Over a city within a mixing layer, pollutants tend to be homogeneously distributed in the vertical. A means of predicting the depth of the mixing layer is therefore important for air pollution predictions. In this study a simple advective thermodynamic model was used to predict the depth of this layer over the New York urban area for five early morning periods which were characterized by synoptic-scale inversions. In the model, the wind was assumed constant in time and space and the lapse rate within the mixing layer assumed to be adiabatic. The model is essentially the same as the one proposed by Summers except for the addition of two “heat-sink” terms. These terms reduce the artificial heat available to the air and allow one to consider the effects of cooling downwind of an urban area.

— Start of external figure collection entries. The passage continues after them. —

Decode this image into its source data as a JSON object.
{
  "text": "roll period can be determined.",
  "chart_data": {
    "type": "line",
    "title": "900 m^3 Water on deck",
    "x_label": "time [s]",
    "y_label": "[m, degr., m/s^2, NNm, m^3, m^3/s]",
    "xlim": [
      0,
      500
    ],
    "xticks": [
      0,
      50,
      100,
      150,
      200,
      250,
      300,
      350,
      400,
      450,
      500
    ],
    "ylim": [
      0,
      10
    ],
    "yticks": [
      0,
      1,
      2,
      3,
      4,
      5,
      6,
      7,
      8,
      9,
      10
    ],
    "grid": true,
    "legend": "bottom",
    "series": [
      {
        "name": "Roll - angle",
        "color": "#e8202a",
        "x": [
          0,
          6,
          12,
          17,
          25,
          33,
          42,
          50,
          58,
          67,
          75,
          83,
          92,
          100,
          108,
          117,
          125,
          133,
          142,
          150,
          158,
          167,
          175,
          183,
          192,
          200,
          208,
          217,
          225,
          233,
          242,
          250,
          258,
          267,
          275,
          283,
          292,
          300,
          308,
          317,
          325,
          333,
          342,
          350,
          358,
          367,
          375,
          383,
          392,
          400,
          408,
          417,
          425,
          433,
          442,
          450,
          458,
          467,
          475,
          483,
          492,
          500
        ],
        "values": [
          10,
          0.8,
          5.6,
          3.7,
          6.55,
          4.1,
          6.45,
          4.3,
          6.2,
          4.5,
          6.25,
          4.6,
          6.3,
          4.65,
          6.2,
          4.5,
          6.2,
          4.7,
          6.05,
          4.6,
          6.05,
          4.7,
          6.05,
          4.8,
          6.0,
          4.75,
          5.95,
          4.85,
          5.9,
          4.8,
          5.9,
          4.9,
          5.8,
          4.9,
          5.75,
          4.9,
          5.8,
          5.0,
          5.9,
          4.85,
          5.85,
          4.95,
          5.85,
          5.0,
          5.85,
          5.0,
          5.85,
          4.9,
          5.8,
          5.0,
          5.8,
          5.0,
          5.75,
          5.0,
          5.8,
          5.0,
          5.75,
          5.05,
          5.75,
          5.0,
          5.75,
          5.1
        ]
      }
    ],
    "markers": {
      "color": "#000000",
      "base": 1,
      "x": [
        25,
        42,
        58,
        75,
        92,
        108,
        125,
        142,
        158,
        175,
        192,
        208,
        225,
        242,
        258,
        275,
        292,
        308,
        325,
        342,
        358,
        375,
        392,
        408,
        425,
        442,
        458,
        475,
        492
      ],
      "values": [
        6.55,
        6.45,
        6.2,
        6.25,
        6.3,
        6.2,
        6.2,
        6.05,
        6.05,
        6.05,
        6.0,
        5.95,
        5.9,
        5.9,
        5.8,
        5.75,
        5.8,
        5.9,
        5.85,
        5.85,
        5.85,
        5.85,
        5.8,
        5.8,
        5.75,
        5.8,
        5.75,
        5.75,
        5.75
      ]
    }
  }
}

In this study their magnitude was about 30% of the magnitude of the artificial heat release in the New York City region. Correlation coefficients between observed and predicted mixing depths for the five non-summer mornings were about 0.86. Experience showed that the correlation was not sensitive to small variations in wind velocity or to the inclusion of the heat-sink terms. The results of the model indicate that the intensity of inversions upwind of a city greatly influences the depth of the mixing layer. More knowledge is needed of the relation between air stability and synoptic-scale heat exchange processes before reliable forecasts can be made of urban heat island effects.